CONTESSA. Signori, intanto vi prego di considerarvi
come in casa vostra. Nei viali c'è ombra; sui tavolini ci son sigari, carte da
giuoco e giornali; in quel padiglione c'è un pianoforte. Giocate, passeggiate,
fate della politica o della musica come meglio vi aggrada. Approfittiamo dei
privilegi della campagna. Libertà per tutti!
GAUDENTI. Io ne approfitterò per andare a fare un
giro nella sala da pranzo. Non potei darci che un'occhiata attraverso l'uscio,
mentre quella bella giovane della sua cameriera mi guidava da queste parti, ma,
non faccio per dire, ella ha una sala da pranzo che ci si passerebbero
venticinque ore del giorno!
SIG.RA MERELLI (volgendo un’occhiata imperiosa al
commendatore che non se ne avvede). Piuttosto desidero vedere la sua nuova
uccelliera; me ne sono state dette meraviglie!
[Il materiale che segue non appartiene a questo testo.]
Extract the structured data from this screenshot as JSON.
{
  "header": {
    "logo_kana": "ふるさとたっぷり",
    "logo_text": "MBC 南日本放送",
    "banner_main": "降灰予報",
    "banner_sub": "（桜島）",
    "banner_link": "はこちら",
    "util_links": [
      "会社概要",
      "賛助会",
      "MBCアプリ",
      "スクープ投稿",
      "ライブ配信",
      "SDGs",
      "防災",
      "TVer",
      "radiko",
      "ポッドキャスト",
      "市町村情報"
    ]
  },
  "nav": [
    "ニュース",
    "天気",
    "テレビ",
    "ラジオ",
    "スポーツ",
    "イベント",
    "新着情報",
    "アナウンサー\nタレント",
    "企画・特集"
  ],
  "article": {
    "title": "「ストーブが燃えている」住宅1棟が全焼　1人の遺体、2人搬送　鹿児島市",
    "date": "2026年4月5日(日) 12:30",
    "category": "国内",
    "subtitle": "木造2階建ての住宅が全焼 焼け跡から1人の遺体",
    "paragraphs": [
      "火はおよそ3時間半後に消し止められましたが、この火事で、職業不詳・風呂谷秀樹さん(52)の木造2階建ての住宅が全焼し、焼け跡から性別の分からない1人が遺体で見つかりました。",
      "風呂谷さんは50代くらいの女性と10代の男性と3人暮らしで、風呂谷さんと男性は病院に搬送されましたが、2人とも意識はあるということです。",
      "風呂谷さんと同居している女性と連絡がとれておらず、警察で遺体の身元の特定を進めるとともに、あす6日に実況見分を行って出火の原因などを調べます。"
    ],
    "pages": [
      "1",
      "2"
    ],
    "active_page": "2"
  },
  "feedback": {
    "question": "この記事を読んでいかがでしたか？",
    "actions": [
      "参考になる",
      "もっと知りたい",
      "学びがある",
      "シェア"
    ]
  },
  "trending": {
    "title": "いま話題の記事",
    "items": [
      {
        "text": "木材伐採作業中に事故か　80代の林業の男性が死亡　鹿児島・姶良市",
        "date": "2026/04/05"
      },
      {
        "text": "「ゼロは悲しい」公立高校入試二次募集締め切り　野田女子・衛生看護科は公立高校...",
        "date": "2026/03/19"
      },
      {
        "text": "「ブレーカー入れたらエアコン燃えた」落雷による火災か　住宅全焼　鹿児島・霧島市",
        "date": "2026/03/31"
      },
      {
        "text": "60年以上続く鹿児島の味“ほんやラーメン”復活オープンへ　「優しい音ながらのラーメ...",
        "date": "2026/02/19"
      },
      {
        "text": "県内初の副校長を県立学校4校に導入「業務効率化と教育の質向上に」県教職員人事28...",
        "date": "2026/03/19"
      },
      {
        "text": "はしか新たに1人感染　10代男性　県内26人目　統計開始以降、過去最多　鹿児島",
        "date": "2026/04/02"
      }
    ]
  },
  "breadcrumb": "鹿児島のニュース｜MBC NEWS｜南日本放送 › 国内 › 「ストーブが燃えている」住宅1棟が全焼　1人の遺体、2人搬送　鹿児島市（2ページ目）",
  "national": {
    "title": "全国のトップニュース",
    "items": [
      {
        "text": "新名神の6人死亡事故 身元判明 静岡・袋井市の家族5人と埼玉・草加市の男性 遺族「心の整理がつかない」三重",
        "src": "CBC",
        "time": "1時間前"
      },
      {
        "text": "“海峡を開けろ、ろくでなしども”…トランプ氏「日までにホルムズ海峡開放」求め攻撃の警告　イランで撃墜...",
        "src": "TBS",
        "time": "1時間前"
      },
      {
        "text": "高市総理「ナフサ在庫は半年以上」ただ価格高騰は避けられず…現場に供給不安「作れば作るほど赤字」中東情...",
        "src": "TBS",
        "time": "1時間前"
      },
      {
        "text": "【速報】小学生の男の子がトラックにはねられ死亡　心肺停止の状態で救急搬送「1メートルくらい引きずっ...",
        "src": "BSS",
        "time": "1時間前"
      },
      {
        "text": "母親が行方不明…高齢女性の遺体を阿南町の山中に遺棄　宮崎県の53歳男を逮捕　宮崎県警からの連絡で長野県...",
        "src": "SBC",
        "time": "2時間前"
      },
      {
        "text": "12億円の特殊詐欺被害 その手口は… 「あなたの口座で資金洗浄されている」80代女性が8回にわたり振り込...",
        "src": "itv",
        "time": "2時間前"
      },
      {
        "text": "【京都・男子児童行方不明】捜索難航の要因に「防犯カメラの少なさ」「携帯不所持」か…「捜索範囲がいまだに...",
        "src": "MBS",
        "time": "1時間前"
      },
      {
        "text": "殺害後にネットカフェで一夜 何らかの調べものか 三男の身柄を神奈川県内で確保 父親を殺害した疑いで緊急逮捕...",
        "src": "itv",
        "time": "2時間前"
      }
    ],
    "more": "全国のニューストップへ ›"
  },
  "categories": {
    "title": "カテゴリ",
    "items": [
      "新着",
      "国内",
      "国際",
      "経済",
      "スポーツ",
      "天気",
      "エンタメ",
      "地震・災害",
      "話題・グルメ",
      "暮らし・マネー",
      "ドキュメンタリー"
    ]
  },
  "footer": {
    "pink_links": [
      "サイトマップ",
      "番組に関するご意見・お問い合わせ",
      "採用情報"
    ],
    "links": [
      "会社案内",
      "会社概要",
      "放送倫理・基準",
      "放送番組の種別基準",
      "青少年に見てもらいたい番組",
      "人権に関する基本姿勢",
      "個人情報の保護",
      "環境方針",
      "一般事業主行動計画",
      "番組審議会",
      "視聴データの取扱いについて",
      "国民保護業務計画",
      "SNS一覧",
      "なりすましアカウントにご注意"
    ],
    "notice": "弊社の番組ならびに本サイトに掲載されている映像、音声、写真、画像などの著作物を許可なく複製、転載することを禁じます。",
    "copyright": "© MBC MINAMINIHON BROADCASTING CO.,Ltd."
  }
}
CONTESSA. Vada pure a giudicare quelle modestissime
meraviglie… (prendendo per mano il Falconi che stava per offrire il braccio a
Lucrezia). Il cavaliere gliene farà gli onori.
FALCONI (piano e dispettoso). Ah! È così che
intendete la libertà!
CONTESSA (piano e sorridendo). È così che voi
intendete la devozione?
FALCONI (c.s.). Ma questa è schiavitù del
Kentucky!
CONTESSA (c.s.) Dove starebbe il vostro merito
altrimenti?
FALCONI (alla Merelli, offrendo il braccio con
mala grazia). Signora!…
SIG.RA MERELLI (prendendo dell'istessa guisa). Grazie!…
Ma, commendatore!… Mi sembra che anche voi desideravate vederla questa
benedetta uccelliera!… (sottovoce e con stizza) A meno che non preferiate farvi
indicare la sala da pranzo dalle belle cameriere!…
GAUDENTI (seguendola tutto confuso). È vero… è
verissimo… Faccio le mie scuse… Credevo che fosse ora… Ho avuto torto. (via).